Tuesday, September 16, 2008

The "Only Thing Left" in the LCMS?

In the Summer 2008 (Vol. 25, no. 4) issue of Focus on Concordia Seminary, a magazine written for alumni and donors, President Dale A. Meyer dedicates his column on the Synod's restructuring proposals.

In the course of the article he allows that the situation today is vastly different than it was in 1847 when the Synod was founded. He offers that congregations themselves are not as important to people today, and loyalty to a church body is not as significant as finding a congregation that "fits what they like." It's probably true, and he makes pains to say that he's simply describing what people seem to do.

But he concludes:

That's why, I believe, we want a Synod also in the 21st Century, not a restructuring to perpetuate an institution but a restructuring that really joins us and keeps us accountable to one another for the only thing really left, a theological enterprise centered in the Scriptures of Jesus Christ.
Is this what we're in? A "theological enterprise"? Is this the "only thing left"? How sad. How very sad that the Church--the Body of Christ which has spanned every place and every age since Pentecost is reduced to being a "theological enterprise."

I don't want an enterprise. I'm not sure I even like this theology.

I've understood for a long time that the Lutheran Church Missouri Synod is not Church. It is a non-profit organization. But to describe the bonds of unity that we are supposed to have as a "theological enterprise" is either only an inelegant, crass statement we should ignore, or a clanging fire bell to wake us up.

3 comments :

  1. Rev. Larry Beane said...

    In the LCMS, postmodernism has already won. If we, who value the liturgy, the ministry, and the confessional articulation of the Gospel of our "grandfather's church" have to realize that in order to remain in the LCMS, we will have to accept that we are simply "one way" (and according to our pragmatic bureaucrats, not even the "best" way) to "do church."

    The seminaries have capitulated (note their acceptance of Ablaze, of the SMP program, of vicars being sent to "consecrate," the institutional acceptance of insipid worship), and the placing of "emergent" methodologies on the (lucrative) pedestal across the board in our districts.

    At best, we are tolerated as relics and dinosaurs who need to be re-educated.

    We need to make sure we all have our parachutes ready.
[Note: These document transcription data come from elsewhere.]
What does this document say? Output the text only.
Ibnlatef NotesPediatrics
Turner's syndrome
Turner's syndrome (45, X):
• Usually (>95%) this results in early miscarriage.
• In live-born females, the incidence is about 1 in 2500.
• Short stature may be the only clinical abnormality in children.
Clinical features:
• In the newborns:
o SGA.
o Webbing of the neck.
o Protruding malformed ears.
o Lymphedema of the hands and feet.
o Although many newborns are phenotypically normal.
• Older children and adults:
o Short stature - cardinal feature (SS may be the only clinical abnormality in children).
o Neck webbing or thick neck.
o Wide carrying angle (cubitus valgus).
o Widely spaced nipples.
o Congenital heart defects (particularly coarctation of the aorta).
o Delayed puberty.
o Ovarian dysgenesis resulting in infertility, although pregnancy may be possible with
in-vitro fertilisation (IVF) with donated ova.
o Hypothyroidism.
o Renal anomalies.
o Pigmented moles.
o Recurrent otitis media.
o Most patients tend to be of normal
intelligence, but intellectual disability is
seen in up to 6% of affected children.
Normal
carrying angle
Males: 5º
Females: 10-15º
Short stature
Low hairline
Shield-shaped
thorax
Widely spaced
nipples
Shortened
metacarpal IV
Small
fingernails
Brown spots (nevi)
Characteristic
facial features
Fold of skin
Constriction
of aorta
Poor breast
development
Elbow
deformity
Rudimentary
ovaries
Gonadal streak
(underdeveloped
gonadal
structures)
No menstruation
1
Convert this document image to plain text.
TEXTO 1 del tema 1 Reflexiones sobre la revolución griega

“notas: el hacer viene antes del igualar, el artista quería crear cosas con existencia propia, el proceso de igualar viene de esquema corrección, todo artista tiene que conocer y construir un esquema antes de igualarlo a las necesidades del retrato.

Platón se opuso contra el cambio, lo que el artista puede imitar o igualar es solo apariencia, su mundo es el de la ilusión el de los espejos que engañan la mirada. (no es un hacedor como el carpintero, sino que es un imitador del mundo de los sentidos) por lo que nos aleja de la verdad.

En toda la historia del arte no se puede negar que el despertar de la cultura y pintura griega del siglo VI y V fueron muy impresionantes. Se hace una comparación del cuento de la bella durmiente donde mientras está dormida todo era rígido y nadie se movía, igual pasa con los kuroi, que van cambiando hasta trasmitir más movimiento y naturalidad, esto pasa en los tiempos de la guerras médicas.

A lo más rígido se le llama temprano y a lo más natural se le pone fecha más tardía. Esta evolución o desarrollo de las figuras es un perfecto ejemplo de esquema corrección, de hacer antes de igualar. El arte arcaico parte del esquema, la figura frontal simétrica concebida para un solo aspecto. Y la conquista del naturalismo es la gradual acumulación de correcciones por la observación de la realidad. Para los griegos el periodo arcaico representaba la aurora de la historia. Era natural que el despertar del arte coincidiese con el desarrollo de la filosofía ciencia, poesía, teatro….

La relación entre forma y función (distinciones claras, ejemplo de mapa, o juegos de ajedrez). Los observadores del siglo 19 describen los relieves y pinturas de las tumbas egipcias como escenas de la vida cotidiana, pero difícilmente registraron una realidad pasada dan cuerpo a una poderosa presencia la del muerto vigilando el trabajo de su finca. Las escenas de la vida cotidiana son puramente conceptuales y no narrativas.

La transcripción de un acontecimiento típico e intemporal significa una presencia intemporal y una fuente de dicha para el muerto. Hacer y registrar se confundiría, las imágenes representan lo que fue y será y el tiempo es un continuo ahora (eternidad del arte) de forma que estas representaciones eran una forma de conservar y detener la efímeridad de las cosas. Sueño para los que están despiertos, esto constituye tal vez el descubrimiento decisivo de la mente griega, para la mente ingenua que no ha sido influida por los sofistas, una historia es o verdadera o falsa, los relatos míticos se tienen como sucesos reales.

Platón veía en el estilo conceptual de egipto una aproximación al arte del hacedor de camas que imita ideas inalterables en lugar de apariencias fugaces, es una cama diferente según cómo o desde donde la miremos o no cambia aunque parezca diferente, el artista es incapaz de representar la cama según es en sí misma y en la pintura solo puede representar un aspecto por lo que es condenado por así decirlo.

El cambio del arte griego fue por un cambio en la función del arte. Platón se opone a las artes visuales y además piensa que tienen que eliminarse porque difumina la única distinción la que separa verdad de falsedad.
I have no idea what the source of Klemet Preus's optimism is (according to his recent rosy analysis of where the synod is headed). We are moving entirely in the wrong direction, and are institutionalizing very serious doctrinal errors and practices that will simply move us further away from the Lutheran confessions and catholic tradition.

  2. Paul said...

    Father Hollywood nailed it. In my way of thinking, the Confessions bind us to the Ecumenical Creeds of the undivided church, to the Word and the many visible words that still bring the Holy Spirit with His gifts. Anything that "emerges" or "restructures" will either point with greater clarity to that unchangeable foundation or be swept away like a house built on sand.

  3. Rev. Eric J Brown said...

    If that's the only thing left. . . then none of all this falling apart is a tragedy, I guess.